Term 1, Week 2-5
Studio Tutor: Kostas Grigoriadis
Credit weighting: 10 Credits (5.5%)
Submission: Individual design dossier
Introduction and aims:
The four-week Induction Studio provides an intensive introduction to the techniques of contemporary design production. Design software tools are learned through a series of taught workshops. These cover the fundamentals of 3d modelling, generative and parametric modelling techniques, and the principles of integration with digital fabrication. The intent is to provide the cohort with a shared foundation and confidence in these tools.
Project: Vernacular Re-applicator (2012 brief)
The Induction Studio is a series of eight taught classes and tutorial-workshops through which the foundation skill-base for an integrated digital-material design-make methodology is established. On an iterative cycle these techniques are learned and applied to the formation of an individual digitally-derived material-spatial speculation that is potentially relevant for the subsequent build projects.
This proposal is formulated through a sequence of 4 iterations of increasing sophistication. The final iteration is to be a fully articulated and documented proposition that exists as:
- a digital tool and representation,
- a physical piece manufactured at Hooke Park and
- a paper documentation of the process, the proposition, and its applicability (the individual Design Dossier).
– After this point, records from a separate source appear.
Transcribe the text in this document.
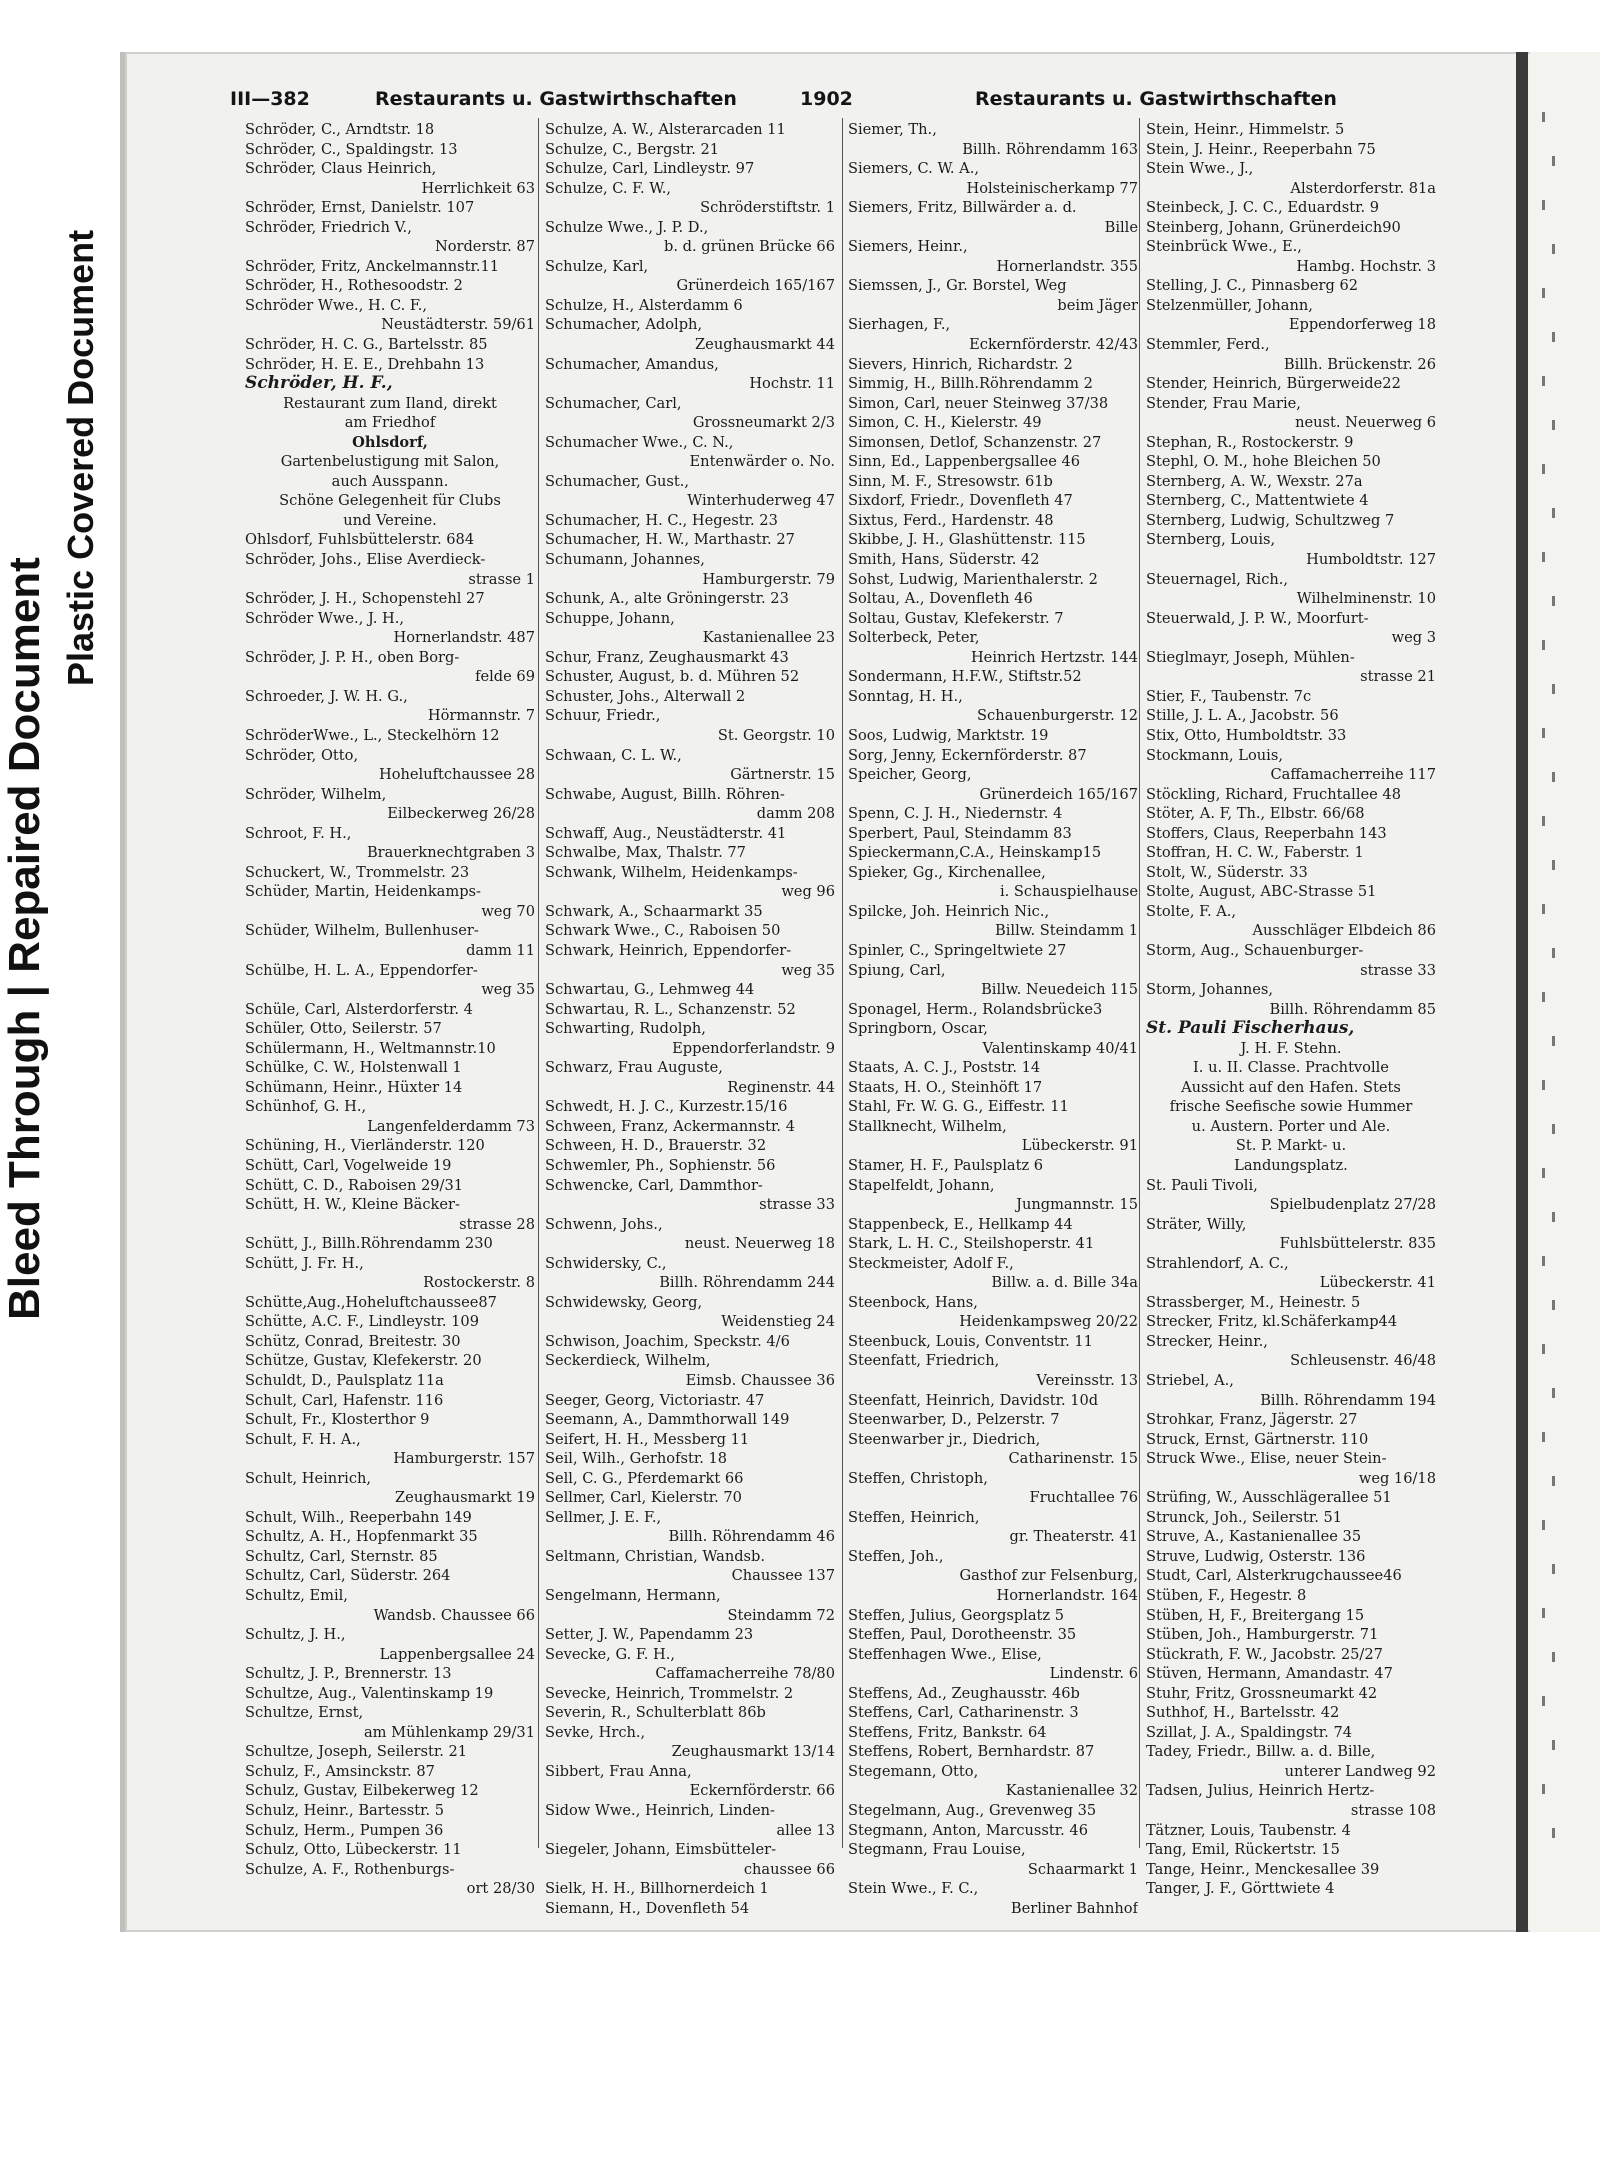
Bleed Through | Repaired Document
Plastic Covered Document
III—382	Restaurants u. Gastwirthschaften	1902	Restaurants u. Gastwirthschaften
Schröder, C., Arndtstr. 18
Schröder, C., Spaldingstr. 13
Schröder, Claus Heinrich,
Herrlichkeit 63
Schröder, Ernst, Danielstr. 107
Schröder, Friedrich V.,
Norderstr. 87
Schröder, Fritz, Anckelmannstr.11
Schröder, H., Rothesoodstr. 2
Schröder Wwe., H. C. F.,
Neustädterstr. 59/61
Schröder, H. C. G., Bartelsstr. 85
Schröder, H. E. E., Drehbahn 13
Schröder, H. F.,
Restaurant zum Iland, direkt
am Friedhof
Ohlsdorf,
Gartenbelustigung mit Salon,
auch Ausspann.
Schöne Gelegenheit für Clubs
und Vereine.
Ohlsdorf, Fuhlsbüttelerstr. 684
Schröder, Johs., Elise Averdieck-
strasse 1
Schröder, J. H., Schopenstehl 27
Schröder Wwe., J. H.,
Hornerlandstr. 487
Schröder, J. P. H., oben Borg-
felde 69
Schroeder, J. W. H. G.,
Hörmannstr. 7
SchröderWwe., L., Steckelhörn 12
Schröder, Otto,
Hoheluftchaussee 28
Schröder, Wilhelm,
Eilbeckerweg 26/28
Schroot, F. H.,
Brauerknechtgraben 3
Schuckert, W., Trommelstr. 23
Schüder, Martin, Heidenkamps-
weg 70
Schüder, Wilhelm, Bullenhuser-
damm 11
Schülbe, H. L. A., Eppendorfer-
weg 35
Schüle, Carl, Alsterdorferstr. 4
Schüler, Otto, Seilerstr. 57
Schülermann, H., Weltmannstr.10
Schülke, C. W., Holstenwall 1
Schümann, Heinr., Hüxter 14
Schünhof, G. H.,
Langenfelderdamm 73
Schüning, H., Vierländerstr. 120
Schütt, Carl, Vogelweide 19
Schütt, C. D., Raboisen 29/31
Schütt, H. W., Kleine Bäcker-
strasse 28
Schütt, J., Billh.Röhrendamm 230
Schütt, J. Fr. H.,
Rostockerstr. 8
Schütte,Aug.,Hoheluftchaussee87
Schütte, A.C. F., Lindleystr. 109
Schütz, Conrad, Breitestr. 30
Schütze, Gustav, Klefekerstr. 20
Schuldt, D., Paulsplatz 11a
Schult, Carl, Hafenstr. 116
Schult, Fr., Klosterthor 9
Schult, F. H. A.,
Hamburgerstr. 157
Schult, Heinrich,
Zeughausmarkt 19
Schult, Wilh., Reeperbahn 149
Schultz, A. H., Hopfenmarkt 35
Schultz, Carl, Sternstr. 85
Schultz, Carl, Süderstr. 264
Schultz, Emil,
Wandsb. Chaussee 66
Schultz, J. H.,
Lappenbergsallee 24
Schultz, J. P., Brennerstr. 13
Schultze, Aug., Valentinskamp 19
Schultze, Ernst,
am Mühlenkamp 29/31
Schultze, Joseph, Seilerstr. 21
Schulz, F., Amsinckstr. 87
Schulz, Gustav, Eilbekerweg 12
Schulz, Heinr., Bartesstr. 5
Schulz, Herm., Pumpen 36
Schulz, Otto, Lübeckerstr. 11
Schulze, A. F., Rothenburgs-
ort 28/30
Schulze, A. W., Alsterarcaden 11
Schulze, C., Bergstr. 21
Schulze, Carl, Lindleystr. 97
Schulze, C. F. W.,
Schröderstiftstr. 1
Schulze Wwe., J. P. D.,
b. d. grünen Brücke 66
Schulze, Karl,
Grünerdeich 165/167
Schulze, H., Alsterdamm 6
Schumacher, Adolph,
Zeughausmarkt 44
Schumacher, Amandus,
Hochstr. 11
Schumacher, Carl,
Grossneumarkt 2/3
Schumacher Wwe., C. N.,
Entenwärder o. No.
Schumacher, Gust.,
Winterhuderweg 47
Schumacher, H. C., Hegestr. 23
Schumacher, H. W., Marthastr. 27
Schumann, Johannes,
Hamburgerstr. 79
Schunk, A., alte Gröningerstr. 23
Schuppe, Johann,
Kastanienallee 23
Schur, Franz, Zeughausmarkt 43
Schuster, August, b. d. Mühren 52
Schuster, Johs., Alterwall 2
Schuur, Friedr.,
St. Georgstr. 10
Schwaan, C. L. W.,
Gärtnerstr. 15
Schwabe, August, Billh. Röhren-
damm 208
Schwaff, Aug., Neustädterstr. 41
Schwalbe, Max, Thalstr. 77
Schwank, Wilhelm, Heidenkamps-
weg 96
Schwark, A., Schaarmarkt 35
Schwark Wwe., C., Raboisen 50
Schwark, Heinrich, Eppendorfer-
weg 35
Schwartau, G., Lehmweg 44
Schwartau, R. L., Schanzenstr. 52
Schwarting, Rudolph,
Eppendorferlandstr. 9
Schwarz, Frau Auguste,
Reginenstr. 44
Schwedt, H. J. C., Kurzestr.15/16
Schween, Franz, Ackermannstr. 4
Schween, H. D., Brauerstr. 32
Schwemler, Ph., Sophienstr. 56
Schwencke, Carl, Dammthor-
strasse 33
Schwenn, Johs.,
neust. Neuerweg 18
Schwidersky, C.,
Billh. Röhrendamm 244
Schwidewsky, Georg,
Weidenstieg 24
Schwison, Joachim, Speckstr. 4/6
Seckerdieck, Wilhelm,
Eimsb. Chaussee 36
Seeger, Georg, Victoriastr. 47
Seemann, A., Dammthorwall 149
Seifert, H. H., Messberg 11
Seil, Wilh., Gerhofstr. 18
Sell, C. G., Pferdemarkt 66
Sellmer, Carl, Kielerstr. 70
Sellmer, J. E. F.,
Billh. Röhrendamm 46
Seltmann, Christian, Wandsb.
Chaussee 137
Sengelmann, Hermann,
Steindamm 72
Setter, J. W., Papendamm 23
Sevecke, G. F. H.,
Caffamacherreihe 78/80
Sevecke, Heinrich, Trommelstr. 2
Severin, R., Schulterblatt 86b
Sevke, Hrch.,
Zeughausmarkt 13/14
Sibbert, Frau Anna,
Eckernförderstr. 66
Sidow Wwe., Heinrich, Linden-
allee 13
Siegeler, Johann, Eimsbütteler-
chaussee 66
Sielk, H. H., Billhornerdeich 1
Siemann, H., Dovenfleth 54
Siemer, Th.,
Billh. Röhrendamm 163
Siemers, C. W. A.,
Holsteinischerkamp 77
Siemers, Fritz, Billwärder a. d.
Bille
Siemers, Heinr.,
Hornerlandstr. 355
Siemssen, J., Gr. Borstel, Weg
beim Jäger
Sierhagen, F.,
Eckernförderstr. 42/43
Sievers, Hinrich, Richardstr. 2
Simmig, H., Billh.Röhrendamm 2
Simon, Carl, neuer Steinweg 37/38
Simon, C. H., Kielerstr. 49
Simonsen, Detlof, Schanzenstr. 27
Sinn, Ed., Lappenbergsallee 46
Sinn, M. F., Stresowstr. 61b
Sixdorf, Friedr., Dovenfleth 47
Sixtus, Ferd., Hardenstr. 48
Skibbe, J. H., Glashüttenstr. 115
Smith, Hans, Süderstr. 42
Sohst, Ludwig, Marienthalerstr. 2
Soltau, A., Dovenfleth 46
Soltau, Gustav, Klefekerstr. 7
Solterbeck, Peter,
Heinrich Hertzstr. 144
Sondermann, H.F.W., Stiftstr.52
Sonntag, H. H.,
Schauenburgerstr. 12
Soos, Ludwig, Marktstr. 19
Sorg, Jenny, Eckernförderstr. 87
Speicher, Georg,
Grünerdeich 165/167
Spenn, C. J. H., Niedernstr. 4
Sperbert, Paul, Steindamm 83
Spieckermann,C.A., Heinskamp15
Spieker, Gg., Kirchenallee,
i. Schauspielhause
Spilcke, Joh. Heinrich Nic.,
Billw. Steindamm 1
Spinler, C., Springeltwiete 27
Spiung, Carl,
Billw. Neuedeich 115
Sponagel, Herm., Rolandsbrücke3
Springborn, Oscar,
Valentinskamp 40/41
Staats, A. C. J., Poststr. 14
Staats, H. O., Steinhöft 17
Stahl, Fr. W. G. G., Eiffestr. 11
Stallknecht, Wilhelm,
Lübeckerstr. 91
Stamer, H. F., Paulsplatz 6
Stapelfeldt, Johann,
Jungmannstr. 15
Stappenbeck, E., Hellkamp 44
Stark, L. H. C., Steilshoperstr. 41
Steckmeister, Adolf F.,
Billw. a. d. Bille 34a
Steenbock, Hans,
Heidenkampsweg 20/22
Steenbuck, Louis, Conventstr. 11
Steenfatt, Friedrich,
Vereinsstr. 13
Steenfatt, Heinrich, Davidstr. 10d
Steenwarber, D., Pelzerstr. 7
Steenwarber jr., Diedrich,
Catharinenstr. 15
Steffen, Christoph,
Fruchtallee 76
Steffen, Heinrich,
gr. Theaterstr. 41
Steffen, Joh.,
Gasthof zur Felsenburg,
Hornerlandstr. 164
Steffen, Julius, Georgsplatz 5
Steffen, Paul, Dorotheenstr. 35
Steffenhagen Wwe., Elise,
Lindenstr. 6
Steffens, Ad., Zeughausstr. 46b
Steffens, Carl, Catharinenstr. 3
Steffens, Fritz, Bankstr. 64
Steffens, Robert, Bernhardstr. 87
Stegemann, Otto,
Kastanienallee 32
Stegelmann, Aug., Grevenweg 35
Stegmann, Anton, Marcusstr. 46
Stegmann, Frau Louise,
Schaarmarkt 1
Stein Wwe., F. C.,
Berliner Bahnhof
Stein, Heinr., Himmelstr. 5
Stein, J. Heinr., Reeperbahn 75
Stein Wwe., J.,
Alsterdorferstr. 81a
Steinbeck, J. C. C., Eduardstr. 9
Steinberg, Johann, Grünerdeich90
Steinbrück Wwe., E.,
Hambg. Hochstr. 3
Stelling, J. C., Pinnasberg 62
Stelzenmüller, Johann,
Eppendorferweg 18
Stemmler, Ferd.,
Billh. Brückenstr. 26
Stender, Heinrich, Bürgerweide22
Stender, Frau Marie,
neust. Neuerweg 6
Stephan, R., Rostockerstr. 9
Stephl, O. M., hohe Bleichen 50
Sternberg, A. W., Wexstr. 27a
Sternberg, C., Mattentwiete 4
Sternberg, Ludwig, Schultzweg 7
Sternberg, Louis,
Humboldtstr. 127
Steuernagel, Rich.,
Wilhelminenstr. 10
Steuerwald, J. P. W., Moorfurt-
weg 3
Stieglmayr, Joseph, Mühlen-
strasse 21
Stier, F., Taubenstr. 7c
Stille, J. L. A., Jacobstr. 56
Stix, Otto, Humboldtstr. 33
Stockmann, Louis,
Caffamacherreihe 117
Stöckling, Richard, Fruchtallee 48
Stöter, A. F, Th., Elbstr. 66/68
Stoffers, Claus, Reeperbahn 143
Stoffran, H. C. W., Faberstr. 1
Stolt, W., Süderstr. 33
Stolte, August, ABC-Strasse 51
Stolte, F. A.,
Ausschläger Elbdeich 86
Storm, Aug., Schauenburger-
strasse 33
Storm, Johannes,
Billh. Röhrendamm 85
St. Pauli Fischerhaus,
J. H. F. Stehn.
I. u. II. Classe. Prachtvolle
Aussicht auf den Hafen. Stets
frische Seefische sowie Hummer
u. Austern. Porter und Ale.
St. P. Markt- u.
Landungsplatz.
St. Pauli Tivoli,
Spielbudenplatz 27/28
Sträter, Willy,
Fuhlsbüttelerstr. 835
Strahlendorf, A. C.,
Lübeckerstr. 41
Strassberger, M., Heinestr. 5
Strecker, Fritz, kl.Schäferkamp44
Strecker, Heinr.,
Schleusenstr. 46/48
Striebel, A.,
Billh. Röhrendamm 194
Strohkar, Franz, Jägerstr. 27
Struck, Ernst, Gärtnerstr. 110
Struck Wwe., Elise, neuer Stein-
weg 16/18
Strüfing, W., Ausschlägerallee 51
Strunck, Joh., Seilerstr. 51
Struve, A., Kastanienallee 35
Struve, Ludwig, Osterstr. 136
Studt, Carl, Alsterkrugchaussee46
Stüben, F., Hegestr. 8
Stüben, H, F., Breitergang 15
Stüben, Joh., Hamburgerstr. 71
Stückrath, F. W., Jacobstr. 25/27
Stüven, Hermann, Amandastr. 47
Stuhr, Fritz, Grossneumarkt 42
Suthhof, H., Bartelsstr. 42
Szillat, J. A., Spaldingstr. 74
Tadey, Friedr., Billw. a. d. Bille,
unterer Landweg 92
Tadsen, Julius, Heinrich Hertz-
strasse 108
Tätzner, Louis, Taubenstr. 4
Tang, Emil, Rückertstr. 15
Tange, Heinr., Menckesallee 39
Tanger, J. F., Görttwiete 4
The twice-weekly teaching days are divided into scripting/digital tool tuition and/or presentations/lectures about relevant design projects in the mornings and tutorials/design sessions in the afternoons. Code and parametric tool tuition is in Rhino Scripting and Grasshopper. Emphasis will be given on illustrating/teaching how the tools can be used to create ‘real-life’, built constructs in contrast to speculative parametric explorations.
Each student is to select an existing – possibly vernacular – construction technique, research and analyse its process, and develop a generative parametric digital model that allows that technique to be deployed in a non-conventional way. Then, at Hooke Park, each student will fabricate a ‘sampler’ produced through this digitally-controlled technique, using the equipment available in the Hooke Park workshop.
The technique must be selected carefully. It should be :
- an existing technique used in building construction (or another assembling-industry such as boat building) – traditional, vernacular, historical, indigenous, or contemporary techniques all ok (eg shingling, thatch, dry-stone walling, Japanese timber jointing, ship-lap, log-cabin, …),
- have an underlying component/geometric logic that can be extracted and codified within the Rhino/Grasshopper interface.
- have relevance and potential for re-applicability in the Hooke Park and English architectural context
- be of material that can be sourced and worked with at Hooke Park.
The ‘Sampler’ should be constructed at full component scale if possible. It should demonstrate the capabilities of your system and how, through digital control, the existing technique can be re-applied in a more sophisticated and flexible way (for example, re-applying a flat shingle cladding technique to work on a free-from surface).
The digital control may lead to direct digital fabrication (i.e. through a CNC workflow) or be used indirectly, for example by controlling the setting-out, formwork, or jigs for fabrication or assembly. Inventive application and acknowledgement of the interplay of digital, manual and machine processes is strongly encouraged.
The Design Dossier (12-20 pages) is to document through annotated illustrations the development and outcomes of the project, including: reference and research material; representations of the digital control process; documentation of the intermediate and final physical pieces; and speculative drawing/render of the system applied at an architectural scale.